Il faut le dire, il n’y a qu’à Montréal où le travail d’un directeur général est scruté à la loupe durant la saison morte. En effet, les partisans ont attendu patiemment de voir quelle direction allait prendre Marc Bergevin avec l’espace disponible sur la masse salariale. Tous voulaient voir le Canadien acquérir le gros joueur de centre numéro un tant attendu ou encore un défenseur top 2 pouvant évoluer à la gauche de Shea Weber. À l’aube de la première rencontre du camp d’entraînement, nous sommes forcés d’admettre qu’à moins d’un coup d’éclat monumental, l’alignement du tricolore ne devrait pas changer outre mesure d’ici le premier match de la saison régulière.

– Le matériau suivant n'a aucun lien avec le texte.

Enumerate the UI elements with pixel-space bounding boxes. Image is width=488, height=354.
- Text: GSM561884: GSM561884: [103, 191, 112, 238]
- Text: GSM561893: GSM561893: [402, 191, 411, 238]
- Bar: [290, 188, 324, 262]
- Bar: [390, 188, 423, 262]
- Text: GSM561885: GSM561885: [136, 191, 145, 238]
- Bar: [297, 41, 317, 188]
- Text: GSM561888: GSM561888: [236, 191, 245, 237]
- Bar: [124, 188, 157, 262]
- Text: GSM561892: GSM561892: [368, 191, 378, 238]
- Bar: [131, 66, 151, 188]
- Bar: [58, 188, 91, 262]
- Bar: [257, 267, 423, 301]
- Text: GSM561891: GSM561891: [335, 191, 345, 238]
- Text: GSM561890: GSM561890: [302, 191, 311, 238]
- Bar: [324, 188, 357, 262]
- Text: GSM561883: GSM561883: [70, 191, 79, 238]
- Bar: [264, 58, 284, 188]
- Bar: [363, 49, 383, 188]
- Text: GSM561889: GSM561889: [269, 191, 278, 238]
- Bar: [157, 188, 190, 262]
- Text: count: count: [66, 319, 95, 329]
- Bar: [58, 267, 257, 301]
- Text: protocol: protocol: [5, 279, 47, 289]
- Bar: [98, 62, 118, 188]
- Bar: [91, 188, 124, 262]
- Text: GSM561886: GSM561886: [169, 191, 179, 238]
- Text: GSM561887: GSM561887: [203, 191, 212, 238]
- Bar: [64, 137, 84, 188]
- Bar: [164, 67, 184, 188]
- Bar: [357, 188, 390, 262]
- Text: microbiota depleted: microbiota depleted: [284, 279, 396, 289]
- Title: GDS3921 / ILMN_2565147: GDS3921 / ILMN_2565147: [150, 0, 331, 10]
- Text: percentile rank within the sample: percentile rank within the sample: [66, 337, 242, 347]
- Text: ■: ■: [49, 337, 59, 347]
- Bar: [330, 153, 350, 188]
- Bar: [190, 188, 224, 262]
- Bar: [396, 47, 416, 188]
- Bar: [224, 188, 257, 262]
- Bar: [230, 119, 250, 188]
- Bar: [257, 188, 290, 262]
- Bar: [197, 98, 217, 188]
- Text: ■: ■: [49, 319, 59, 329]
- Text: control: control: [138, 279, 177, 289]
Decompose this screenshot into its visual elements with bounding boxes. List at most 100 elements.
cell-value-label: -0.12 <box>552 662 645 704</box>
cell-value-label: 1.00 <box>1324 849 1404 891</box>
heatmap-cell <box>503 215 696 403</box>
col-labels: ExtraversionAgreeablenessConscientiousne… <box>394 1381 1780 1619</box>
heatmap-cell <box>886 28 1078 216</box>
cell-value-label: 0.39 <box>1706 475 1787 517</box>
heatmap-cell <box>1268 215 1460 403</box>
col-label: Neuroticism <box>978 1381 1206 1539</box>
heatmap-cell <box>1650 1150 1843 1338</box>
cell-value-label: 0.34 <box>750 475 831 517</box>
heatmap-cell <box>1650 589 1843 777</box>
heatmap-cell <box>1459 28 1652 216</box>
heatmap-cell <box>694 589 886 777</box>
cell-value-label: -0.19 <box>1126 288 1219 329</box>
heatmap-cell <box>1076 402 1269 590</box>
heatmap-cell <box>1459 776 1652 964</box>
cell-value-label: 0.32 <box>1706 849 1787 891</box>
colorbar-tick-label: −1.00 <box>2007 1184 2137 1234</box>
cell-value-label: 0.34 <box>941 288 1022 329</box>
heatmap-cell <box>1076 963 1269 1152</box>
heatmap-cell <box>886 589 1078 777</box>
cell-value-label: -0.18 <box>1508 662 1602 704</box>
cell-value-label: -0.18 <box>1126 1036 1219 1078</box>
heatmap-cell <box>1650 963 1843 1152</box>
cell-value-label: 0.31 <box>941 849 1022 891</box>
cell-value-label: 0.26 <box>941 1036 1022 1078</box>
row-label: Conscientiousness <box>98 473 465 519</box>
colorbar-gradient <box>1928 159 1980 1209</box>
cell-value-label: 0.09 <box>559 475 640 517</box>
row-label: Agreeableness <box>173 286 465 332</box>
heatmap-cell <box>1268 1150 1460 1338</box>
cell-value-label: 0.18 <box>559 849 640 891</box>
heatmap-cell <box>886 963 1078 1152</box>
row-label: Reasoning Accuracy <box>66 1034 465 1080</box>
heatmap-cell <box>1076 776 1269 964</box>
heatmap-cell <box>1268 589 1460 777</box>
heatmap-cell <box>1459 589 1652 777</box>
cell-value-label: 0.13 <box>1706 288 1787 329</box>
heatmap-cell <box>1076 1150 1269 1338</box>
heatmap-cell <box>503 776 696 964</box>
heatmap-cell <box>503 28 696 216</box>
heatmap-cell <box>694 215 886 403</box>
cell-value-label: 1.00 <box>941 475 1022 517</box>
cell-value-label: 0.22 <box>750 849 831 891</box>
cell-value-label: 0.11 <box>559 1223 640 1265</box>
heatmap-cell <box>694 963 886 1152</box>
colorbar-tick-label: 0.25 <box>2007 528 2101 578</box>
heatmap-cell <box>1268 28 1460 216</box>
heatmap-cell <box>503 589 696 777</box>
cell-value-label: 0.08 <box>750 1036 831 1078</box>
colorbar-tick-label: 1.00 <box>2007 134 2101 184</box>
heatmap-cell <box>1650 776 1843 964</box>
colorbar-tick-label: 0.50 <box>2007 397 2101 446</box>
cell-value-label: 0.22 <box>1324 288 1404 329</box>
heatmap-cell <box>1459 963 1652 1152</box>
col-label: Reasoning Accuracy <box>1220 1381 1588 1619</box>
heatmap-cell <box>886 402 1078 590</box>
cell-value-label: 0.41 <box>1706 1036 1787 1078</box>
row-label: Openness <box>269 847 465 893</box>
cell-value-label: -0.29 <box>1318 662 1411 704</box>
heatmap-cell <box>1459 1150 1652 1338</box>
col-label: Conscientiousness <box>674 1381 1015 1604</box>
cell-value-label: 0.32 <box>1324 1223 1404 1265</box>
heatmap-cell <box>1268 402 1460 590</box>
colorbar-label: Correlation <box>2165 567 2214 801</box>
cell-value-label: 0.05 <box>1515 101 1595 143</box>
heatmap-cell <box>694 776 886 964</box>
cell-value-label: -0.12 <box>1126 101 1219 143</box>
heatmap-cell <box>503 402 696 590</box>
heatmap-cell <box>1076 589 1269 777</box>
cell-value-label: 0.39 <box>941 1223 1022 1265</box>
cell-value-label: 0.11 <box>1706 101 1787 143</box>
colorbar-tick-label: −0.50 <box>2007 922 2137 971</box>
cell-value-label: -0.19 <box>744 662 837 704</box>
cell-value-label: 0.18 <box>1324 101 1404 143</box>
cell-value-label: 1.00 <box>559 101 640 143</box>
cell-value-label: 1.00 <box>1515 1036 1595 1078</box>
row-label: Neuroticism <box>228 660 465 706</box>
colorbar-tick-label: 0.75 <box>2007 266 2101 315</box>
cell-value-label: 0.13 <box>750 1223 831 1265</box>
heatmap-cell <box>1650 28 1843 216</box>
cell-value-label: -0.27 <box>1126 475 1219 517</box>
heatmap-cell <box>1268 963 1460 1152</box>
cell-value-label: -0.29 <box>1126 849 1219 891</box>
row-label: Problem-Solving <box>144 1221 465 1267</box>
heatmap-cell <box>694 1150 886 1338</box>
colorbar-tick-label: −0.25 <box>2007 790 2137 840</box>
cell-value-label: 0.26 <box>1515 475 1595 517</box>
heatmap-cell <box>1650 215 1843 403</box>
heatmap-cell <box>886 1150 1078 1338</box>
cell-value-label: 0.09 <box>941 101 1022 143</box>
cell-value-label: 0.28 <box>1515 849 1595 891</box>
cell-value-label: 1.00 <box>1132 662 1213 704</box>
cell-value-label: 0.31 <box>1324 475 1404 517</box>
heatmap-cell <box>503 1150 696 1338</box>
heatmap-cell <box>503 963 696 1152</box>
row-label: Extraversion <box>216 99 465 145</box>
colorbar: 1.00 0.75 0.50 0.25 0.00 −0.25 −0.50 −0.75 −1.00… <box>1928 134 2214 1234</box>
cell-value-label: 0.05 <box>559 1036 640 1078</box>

Il est vrai que Marc Bergevin n’a pas l’habitude d’amorcer la saison avec autant d’espace sur sa masse salariale. D’où la grogne populaire quant aux non-signatures d’Alexander Radulov et d’Andrei Markov. Toutefois, est-ce que l’ajout de l’un de ces deux joueurs à la formation actuelle aurait réellement pu permettre au CH d’aspirer aux grands honneurs dès cette saison? Malheureusement, je ne crois pas que cela aurait été suffisant pour le CH, qui, mise à part son gardien, n’a pas le club pour remporter la Coupe Stanley cette année selon moi.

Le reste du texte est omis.